Evaluate $\sum_{k=1}^{n} (2k-1) {n \choose k} $ using calculus
I found out the value by the following method:
$$T_r= (2r-1) {n\choose r}$$
$$S_r= \sum^n _{r=1} \left(2r {n\choose r} – {n\choose r}\right) = 2n \sum^n_{r=1} {n-1\choose r-1} – \sum ^n _{r=1} {n\choose r}= 2n(2^{n-1}) -2^n +1$$
Can anyone help me find the same result using calculus*?
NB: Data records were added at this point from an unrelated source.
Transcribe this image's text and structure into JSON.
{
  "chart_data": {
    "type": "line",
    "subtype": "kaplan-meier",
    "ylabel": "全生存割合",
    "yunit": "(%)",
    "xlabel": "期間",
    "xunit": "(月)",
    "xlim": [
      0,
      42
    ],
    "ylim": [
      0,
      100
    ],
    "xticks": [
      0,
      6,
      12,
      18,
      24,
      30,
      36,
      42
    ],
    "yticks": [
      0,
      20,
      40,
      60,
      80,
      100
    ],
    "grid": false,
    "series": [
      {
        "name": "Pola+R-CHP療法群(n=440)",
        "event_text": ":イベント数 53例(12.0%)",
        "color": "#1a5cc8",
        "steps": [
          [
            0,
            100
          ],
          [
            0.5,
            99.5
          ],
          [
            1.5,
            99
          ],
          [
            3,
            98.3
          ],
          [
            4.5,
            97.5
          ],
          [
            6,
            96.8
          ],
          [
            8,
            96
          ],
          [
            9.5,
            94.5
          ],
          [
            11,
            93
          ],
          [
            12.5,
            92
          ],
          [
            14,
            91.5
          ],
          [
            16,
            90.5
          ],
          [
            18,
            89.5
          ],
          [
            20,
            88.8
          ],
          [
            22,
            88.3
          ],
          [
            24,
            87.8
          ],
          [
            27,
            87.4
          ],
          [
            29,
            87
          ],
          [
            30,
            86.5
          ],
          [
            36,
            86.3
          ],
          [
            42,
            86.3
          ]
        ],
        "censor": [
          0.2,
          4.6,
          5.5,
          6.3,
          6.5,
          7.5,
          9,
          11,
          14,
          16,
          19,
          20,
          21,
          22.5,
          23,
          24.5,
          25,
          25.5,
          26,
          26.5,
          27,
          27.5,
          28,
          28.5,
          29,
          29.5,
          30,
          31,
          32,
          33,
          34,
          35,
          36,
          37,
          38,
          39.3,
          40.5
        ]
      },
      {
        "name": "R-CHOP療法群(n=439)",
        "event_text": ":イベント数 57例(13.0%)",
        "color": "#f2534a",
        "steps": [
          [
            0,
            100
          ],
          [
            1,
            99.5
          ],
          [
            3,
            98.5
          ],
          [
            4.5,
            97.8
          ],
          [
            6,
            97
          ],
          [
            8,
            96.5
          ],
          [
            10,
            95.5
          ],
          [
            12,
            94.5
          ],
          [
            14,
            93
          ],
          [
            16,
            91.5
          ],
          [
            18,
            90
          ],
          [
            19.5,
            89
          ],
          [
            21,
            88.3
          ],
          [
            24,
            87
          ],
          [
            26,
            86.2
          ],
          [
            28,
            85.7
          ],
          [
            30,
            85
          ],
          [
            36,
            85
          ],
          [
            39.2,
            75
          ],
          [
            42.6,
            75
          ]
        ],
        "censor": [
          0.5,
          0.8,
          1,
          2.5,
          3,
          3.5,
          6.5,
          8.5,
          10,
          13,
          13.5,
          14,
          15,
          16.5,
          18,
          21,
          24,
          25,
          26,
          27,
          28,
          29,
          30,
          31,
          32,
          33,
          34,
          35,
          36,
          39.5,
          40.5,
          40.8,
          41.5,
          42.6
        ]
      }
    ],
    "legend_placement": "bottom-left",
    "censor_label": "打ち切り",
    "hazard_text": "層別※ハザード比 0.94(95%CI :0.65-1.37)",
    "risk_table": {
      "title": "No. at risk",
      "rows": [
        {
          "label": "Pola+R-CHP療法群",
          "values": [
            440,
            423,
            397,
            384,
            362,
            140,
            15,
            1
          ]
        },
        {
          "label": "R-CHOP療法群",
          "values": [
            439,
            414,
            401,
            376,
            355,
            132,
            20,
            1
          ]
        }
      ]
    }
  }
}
*by using the binomial expansion of : $(1-x)^n$
By using calculus I mean something like this:
For finding $1{n \choose 1} + 2{n\choose 2} + 3{n\choose 3} +…. + n{n \choose n}$ We can differentiate the expansion of $(1+x)^n$ with respect to $x$.
Best Answer
Consider the polynomial $$f(x)=\frac{(1+x^2)^n-1}{x}.$$ By the Binomial Theorem, for $1\le k\le n$, the coefficient of $x^{2k}$ in $(1+x^2)^n-1$ is $\binom{n}{k}$, and therefore the coefficient of $x^{2k-1}$ in $f(x)$ is $\binom{n}{k}$.
Differentiate $\sum_1^n \binom{n}{k}x^{2k-1}$ term by term and set $x=1$. We get our sum.
But note that the derivative of $f(x)$ is $$\frac{2nx(1+x^2)^{n-1}-((1+x^2)^n-1)}{x^2}.$$ Setting $x=1$ gives $2n\cdot 2^{n-1}-2^n+1$.